My first care was to collect news at the factories. French Point is a long low spit, which supports two establishments where the chart (September 1859) gives "Emigration Depot." It is the old Banana Point, and probably the older Palmeirinha Point of James Barbot, who places it in the territory of Goy (Ngoy), now Cabinda. This part has greatly changed since 1859; either the Banana River requires removing two miles to the north, or French Point must be placed an equal distance south. The principal establishment, M. Régis' of Marseilles, is built in his best style; a two-storied and brilliantly "chunam'd" house, containing a shop and store on the ground-floor, defended by a three- pounder. Behind it a square "compound," with high walls, guards the offices and the other requisites of a bar racoon. It is fronted by a little village where "Laptots," Senegal Moslems, and men-at-arms live with their families and slaves. In the rear stands the far more modest and conscientious establishment of Messrs. Pencoff and Kerdyk: their plank bungalow is full of work, whilst the other lies idle; so virtue here is not, as in books, its own reward.

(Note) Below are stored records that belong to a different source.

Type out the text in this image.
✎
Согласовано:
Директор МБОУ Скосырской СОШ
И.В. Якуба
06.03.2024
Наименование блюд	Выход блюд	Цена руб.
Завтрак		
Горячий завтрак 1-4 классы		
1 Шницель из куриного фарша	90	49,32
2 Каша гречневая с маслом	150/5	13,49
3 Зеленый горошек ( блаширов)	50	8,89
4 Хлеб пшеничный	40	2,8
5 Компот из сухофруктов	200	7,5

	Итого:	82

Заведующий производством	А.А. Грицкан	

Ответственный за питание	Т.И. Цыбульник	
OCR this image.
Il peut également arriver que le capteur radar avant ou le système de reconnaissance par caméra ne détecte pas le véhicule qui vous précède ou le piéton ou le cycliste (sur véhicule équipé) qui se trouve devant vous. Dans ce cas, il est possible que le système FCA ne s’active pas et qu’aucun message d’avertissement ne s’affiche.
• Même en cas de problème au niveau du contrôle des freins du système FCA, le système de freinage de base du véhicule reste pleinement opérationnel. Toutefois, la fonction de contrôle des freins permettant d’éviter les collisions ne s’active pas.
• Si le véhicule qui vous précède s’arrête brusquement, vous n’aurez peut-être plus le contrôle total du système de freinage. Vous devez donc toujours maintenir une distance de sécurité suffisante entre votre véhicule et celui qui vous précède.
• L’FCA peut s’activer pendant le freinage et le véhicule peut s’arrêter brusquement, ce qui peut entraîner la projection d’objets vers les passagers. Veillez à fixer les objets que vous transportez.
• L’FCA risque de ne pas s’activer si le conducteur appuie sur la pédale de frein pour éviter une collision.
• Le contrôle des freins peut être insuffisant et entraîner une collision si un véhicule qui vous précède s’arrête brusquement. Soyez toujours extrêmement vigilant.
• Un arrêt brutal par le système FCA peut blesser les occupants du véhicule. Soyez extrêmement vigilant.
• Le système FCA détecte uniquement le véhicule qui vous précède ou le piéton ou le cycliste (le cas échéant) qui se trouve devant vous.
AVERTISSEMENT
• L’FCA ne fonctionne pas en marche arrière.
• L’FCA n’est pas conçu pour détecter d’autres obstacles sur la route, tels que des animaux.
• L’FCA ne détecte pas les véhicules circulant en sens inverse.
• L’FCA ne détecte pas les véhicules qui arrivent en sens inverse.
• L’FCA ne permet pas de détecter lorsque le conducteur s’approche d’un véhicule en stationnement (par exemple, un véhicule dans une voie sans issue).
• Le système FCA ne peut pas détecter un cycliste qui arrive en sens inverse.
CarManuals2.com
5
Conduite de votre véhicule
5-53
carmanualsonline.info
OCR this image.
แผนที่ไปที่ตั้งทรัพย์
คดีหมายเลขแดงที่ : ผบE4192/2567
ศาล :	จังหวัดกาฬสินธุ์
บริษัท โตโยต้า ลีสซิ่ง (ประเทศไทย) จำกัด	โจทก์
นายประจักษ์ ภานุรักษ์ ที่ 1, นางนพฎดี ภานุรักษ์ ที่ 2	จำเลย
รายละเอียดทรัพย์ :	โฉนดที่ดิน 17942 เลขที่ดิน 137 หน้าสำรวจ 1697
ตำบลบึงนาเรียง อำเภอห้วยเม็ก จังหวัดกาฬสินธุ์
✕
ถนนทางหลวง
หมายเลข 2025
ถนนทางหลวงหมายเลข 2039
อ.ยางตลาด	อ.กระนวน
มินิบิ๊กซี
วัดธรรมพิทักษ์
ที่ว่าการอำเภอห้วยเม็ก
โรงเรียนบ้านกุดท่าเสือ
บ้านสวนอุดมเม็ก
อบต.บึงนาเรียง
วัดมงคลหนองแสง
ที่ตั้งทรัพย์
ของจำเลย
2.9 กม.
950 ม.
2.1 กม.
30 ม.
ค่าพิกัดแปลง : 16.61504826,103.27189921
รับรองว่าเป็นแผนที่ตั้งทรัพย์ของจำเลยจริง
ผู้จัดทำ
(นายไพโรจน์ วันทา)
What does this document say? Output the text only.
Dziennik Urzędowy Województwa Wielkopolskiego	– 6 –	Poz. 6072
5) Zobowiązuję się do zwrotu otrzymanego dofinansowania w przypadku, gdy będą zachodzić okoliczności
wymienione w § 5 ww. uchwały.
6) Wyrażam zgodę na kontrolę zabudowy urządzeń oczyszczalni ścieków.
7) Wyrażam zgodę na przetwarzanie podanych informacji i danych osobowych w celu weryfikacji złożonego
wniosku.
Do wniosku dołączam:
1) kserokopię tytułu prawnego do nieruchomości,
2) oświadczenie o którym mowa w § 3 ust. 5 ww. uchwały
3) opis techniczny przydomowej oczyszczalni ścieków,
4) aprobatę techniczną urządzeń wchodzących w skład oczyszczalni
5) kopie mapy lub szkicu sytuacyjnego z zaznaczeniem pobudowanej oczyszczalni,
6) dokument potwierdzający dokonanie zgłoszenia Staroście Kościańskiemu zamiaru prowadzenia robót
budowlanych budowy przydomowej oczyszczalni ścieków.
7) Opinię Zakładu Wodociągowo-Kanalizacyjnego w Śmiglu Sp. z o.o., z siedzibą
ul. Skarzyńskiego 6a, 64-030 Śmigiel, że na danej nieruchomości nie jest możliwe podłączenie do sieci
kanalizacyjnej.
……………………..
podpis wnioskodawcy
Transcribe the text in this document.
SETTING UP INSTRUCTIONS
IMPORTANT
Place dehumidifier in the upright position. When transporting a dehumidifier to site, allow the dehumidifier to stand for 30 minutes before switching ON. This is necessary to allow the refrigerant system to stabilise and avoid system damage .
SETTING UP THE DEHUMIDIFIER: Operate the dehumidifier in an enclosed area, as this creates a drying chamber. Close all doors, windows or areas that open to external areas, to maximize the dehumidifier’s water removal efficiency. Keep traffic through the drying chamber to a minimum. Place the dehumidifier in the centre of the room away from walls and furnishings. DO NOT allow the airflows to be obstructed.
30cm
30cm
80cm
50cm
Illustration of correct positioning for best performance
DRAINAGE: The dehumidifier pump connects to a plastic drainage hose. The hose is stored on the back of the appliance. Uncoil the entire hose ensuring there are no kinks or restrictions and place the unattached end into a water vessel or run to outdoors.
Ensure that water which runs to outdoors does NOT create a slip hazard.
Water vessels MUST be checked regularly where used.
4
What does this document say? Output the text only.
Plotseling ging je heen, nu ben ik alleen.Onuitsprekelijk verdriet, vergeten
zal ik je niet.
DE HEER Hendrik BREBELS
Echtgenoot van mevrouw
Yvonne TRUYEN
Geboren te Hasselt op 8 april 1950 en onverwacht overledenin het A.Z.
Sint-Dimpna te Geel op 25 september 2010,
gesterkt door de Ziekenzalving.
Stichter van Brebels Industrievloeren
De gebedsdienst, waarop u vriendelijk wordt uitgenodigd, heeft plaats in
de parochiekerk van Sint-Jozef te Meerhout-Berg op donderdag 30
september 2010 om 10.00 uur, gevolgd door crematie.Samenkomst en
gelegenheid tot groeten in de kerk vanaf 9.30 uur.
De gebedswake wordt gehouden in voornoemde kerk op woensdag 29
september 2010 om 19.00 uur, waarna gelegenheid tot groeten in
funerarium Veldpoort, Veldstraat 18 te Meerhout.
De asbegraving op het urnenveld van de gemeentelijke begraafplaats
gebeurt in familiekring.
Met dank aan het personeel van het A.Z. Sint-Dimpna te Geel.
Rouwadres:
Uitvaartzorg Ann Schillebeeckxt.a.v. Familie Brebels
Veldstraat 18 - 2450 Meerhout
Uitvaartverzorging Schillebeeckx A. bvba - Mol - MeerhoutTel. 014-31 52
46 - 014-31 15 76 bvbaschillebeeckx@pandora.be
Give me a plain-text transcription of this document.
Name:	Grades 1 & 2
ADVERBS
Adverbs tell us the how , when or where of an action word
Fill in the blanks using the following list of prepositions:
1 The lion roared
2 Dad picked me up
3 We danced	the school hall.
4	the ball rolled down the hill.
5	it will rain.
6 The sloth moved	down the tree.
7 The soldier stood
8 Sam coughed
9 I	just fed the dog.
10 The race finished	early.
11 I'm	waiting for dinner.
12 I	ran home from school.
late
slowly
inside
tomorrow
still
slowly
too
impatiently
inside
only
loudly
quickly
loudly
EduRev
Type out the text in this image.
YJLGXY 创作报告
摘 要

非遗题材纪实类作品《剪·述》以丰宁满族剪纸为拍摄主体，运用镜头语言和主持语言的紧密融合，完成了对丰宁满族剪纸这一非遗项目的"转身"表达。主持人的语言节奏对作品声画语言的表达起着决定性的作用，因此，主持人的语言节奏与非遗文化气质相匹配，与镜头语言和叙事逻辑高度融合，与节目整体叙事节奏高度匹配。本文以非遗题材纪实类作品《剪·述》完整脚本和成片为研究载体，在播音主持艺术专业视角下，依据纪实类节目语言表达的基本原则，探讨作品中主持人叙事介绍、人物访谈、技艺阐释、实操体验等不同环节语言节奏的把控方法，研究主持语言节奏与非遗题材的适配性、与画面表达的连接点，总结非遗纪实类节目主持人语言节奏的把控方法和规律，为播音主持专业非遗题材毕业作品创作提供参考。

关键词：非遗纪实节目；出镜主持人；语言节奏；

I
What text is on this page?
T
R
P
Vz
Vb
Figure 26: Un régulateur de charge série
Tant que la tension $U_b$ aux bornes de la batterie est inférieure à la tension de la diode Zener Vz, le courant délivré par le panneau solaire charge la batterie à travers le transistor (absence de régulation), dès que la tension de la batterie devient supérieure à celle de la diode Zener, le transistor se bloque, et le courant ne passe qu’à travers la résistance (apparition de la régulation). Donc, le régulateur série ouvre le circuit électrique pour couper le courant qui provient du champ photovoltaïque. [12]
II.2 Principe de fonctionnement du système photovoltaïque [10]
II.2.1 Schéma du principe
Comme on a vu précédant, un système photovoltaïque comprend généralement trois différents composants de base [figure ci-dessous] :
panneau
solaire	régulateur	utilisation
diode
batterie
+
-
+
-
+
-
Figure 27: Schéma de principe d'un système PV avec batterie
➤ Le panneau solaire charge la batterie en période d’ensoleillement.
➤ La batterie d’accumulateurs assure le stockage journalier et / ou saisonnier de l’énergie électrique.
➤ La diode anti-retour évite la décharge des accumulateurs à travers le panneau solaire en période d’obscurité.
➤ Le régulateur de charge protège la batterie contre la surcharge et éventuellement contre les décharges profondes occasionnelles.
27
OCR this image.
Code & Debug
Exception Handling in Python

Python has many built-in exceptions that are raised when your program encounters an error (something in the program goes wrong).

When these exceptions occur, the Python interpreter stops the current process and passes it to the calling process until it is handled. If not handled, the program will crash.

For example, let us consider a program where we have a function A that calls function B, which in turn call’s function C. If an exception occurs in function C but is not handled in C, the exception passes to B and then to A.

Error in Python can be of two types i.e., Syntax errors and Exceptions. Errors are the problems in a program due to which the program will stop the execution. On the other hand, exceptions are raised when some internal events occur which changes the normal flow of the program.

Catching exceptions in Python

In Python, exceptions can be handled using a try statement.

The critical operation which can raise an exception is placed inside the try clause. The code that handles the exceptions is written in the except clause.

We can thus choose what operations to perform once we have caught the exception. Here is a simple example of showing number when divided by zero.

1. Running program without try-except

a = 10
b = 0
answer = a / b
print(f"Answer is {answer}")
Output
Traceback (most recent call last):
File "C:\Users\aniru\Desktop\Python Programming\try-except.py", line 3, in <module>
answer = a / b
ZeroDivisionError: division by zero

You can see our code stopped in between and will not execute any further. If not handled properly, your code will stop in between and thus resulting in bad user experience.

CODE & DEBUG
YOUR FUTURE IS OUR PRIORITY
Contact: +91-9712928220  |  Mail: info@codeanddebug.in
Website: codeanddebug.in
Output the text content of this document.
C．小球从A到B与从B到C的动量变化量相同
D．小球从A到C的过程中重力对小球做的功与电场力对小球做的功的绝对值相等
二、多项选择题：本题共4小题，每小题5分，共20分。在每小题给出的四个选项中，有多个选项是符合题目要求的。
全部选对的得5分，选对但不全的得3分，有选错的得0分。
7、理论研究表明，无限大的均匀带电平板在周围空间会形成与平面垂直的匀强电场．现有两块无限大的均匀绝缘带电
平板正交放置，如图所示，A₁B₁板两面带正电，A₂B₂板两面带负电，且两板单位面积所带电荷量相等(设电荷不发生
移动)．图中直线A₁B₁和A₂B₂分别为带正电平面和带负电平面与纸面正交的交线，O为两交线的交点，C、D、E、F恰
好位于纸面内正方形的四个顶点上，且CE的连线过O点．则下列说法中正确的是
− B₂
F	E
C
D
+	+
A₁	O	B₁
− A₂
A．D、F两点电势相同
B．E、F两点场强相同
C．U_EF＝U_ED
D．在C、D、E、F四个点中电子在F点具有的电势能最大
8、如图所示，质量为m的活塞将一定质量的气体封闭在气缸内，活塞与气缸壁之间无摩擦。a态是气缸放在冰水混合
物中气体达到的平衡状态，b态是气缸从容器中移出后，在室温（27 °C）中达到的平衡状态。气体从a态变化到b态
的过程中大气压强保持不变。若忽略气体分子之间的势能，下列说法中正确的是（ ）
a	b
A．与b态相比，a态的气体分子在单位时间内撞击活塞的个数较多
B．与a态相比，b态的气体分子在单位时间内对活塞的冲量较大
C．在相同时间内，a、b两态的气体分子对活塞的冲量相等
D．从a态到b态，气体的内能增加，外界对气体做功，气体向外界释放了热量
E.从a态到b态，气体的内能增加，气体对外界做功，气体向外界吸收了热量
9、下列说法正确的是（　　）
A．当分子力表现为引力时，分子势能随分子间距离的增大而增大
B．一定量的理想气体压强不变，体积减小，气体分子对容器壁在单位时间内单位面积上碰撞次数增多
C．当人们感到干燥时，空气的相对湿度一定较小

M. Victor Parrot, the young Swiss agent of M. Régis, hospitably asked us to take up our quarters with him, and promised to start us up stream without delay; his employer fixes the tariff of every article, and no discretion is left to the subordinates. We called upon M. Elkman of the Dutch factory. His is a well-known name on the river, and, though familiar with the people, he has more than once run some personal risk by assisting our cruizers to make captures. He advised us to lose no time in setting out before the impending rains: I wanted, however, a slight preparation for travel, and determined to see something of the adjoining villages, especially the site of the historic Padrão.